I told the fairy tale version of the harvest festival below, I now realize. I love my cousin Annie's mommy blog as she is willing to tell the good, the bad and the ugly side of her life. It is so reassuring to read about someone else's baby poop fiascos or early-riser/short-napper/late-to-bedder triple whammy. So in that spirit, here are some more details from the harvest festival.
So I was excited to hang out with Lucy and her kindergarten class for the whole morning. I'd never done that before. Granted, they were not doing any of the usual things since it was a special festival day, but I was still looking forward to it. And it was fun. But kindergartners are an interesting breed. I couldn't be a kindergarten teacher - I'm too sensitive and take things personally and they are a fairly brutal lot. At one point, teacher Mary gave me the highly undesirable task of policing the swings. Basically making sure that each child swang for only a few minutes, that no one jumped ahead in line, etc. Most of the kids are fairly civilized about this. They take turns and they wait in line, standing on a row of stumps. But one girl just stared at me as I asked her to relinquish the swing to the next person in line. Her look said "who are you and why should I do anything you say?" I got as creative as I could, tempting her with other activities and she eventually got off. One boy wouldn't get off the swing. He had run on, completely bypassing the line, and then I held the string of the swing and tried to entice him into getting in line, a real winner of a proposition. He wouldn't get off; a whole crew of children are watching the drama unfold. Defeated, I eventually had to go get one of the teachers who in about one second got the fellow back into line, so to speak. Very humbling.

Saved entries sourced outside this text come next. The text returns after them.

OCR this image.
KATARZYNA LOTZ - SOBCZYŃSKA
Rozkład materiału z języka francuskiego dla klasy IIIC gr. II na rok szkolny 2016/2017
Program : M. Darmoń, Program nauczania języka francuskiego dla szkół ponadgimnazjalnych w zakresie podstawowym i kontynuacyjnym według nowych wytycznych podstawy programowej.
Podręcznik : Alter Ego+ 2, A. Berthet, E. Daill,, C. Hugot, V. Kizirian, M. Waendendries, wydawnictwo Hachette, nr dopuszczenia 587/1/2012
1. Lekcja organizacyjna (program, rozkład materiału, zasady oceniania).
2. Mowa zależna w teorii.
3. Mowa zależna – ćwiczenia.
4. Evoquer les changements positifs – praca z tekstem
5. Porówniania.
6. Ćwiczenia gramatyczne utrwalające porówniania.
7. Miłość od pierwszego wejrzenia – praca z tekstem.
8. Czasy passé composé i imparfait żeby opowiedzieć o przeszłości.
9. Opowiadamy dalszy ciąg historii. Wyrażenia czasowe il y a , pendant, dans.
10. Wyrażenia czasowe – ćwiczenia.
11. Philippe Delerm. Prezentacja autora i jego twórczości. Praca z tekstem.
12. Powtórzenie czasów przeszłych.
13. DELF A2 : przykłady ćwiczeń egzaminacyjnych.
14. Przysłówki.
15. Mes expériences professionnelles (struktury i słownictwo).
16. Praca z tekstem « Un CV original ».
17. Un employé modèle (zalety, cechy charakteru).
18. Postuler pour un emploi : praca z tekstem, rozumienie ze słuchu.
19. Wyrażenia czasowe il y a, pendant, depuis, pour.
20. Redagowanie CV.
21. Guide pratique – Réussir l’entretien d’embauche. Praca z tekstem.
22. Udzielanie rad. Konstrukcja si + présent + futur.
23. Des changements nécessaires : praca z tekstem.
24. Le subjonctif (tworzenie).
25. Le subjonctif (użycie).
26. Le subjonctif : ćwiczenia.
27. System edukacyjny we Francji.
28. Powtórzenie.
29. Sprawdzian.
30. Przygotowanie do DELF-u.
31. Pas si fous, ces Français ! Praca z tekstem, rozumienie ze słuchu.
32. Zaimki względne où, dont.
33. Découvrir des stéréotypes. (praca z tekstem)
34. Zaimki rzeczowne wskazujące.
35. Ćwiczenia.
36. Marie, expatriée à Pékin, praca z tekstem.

Then there was Lucy who coudn't get her groove on, apparently. She had three meltdowns in the first hour or so - she lost her special stick, she hit herself in the face with a glass jar as she was making cream, and she bonked herself in the head somehow another time. Each time, tears ensued and much mama comforting was required. And then the rest of the day, Lucy didn't really seem to engage in the way I see her engage during playdates or imagined that she did during school. Friends would look for her and want to play, but it just didn't take off, and I'd see her later way up in a tree by herself. Teacher Mary later told me that Lucy is usually much more integrated with other children and generally had a much different gestalt with me there then she usually has. I am relieved, but also kind of surprised that my presence at school (which I tried to keep low-key) impacted her so much.
Finally, towards the end of the truly lovely harvest feast at the big red tables outside, with all the children happily munching on dragon bread, sipping the last of their cider, or scraping out their bowl of vegetable soup, I hear teacher Mary say "Hannah just threw up." And indeed a glance towards the table revealed a pile of puke in front the tiny sweet girl. Talk about keeping it real.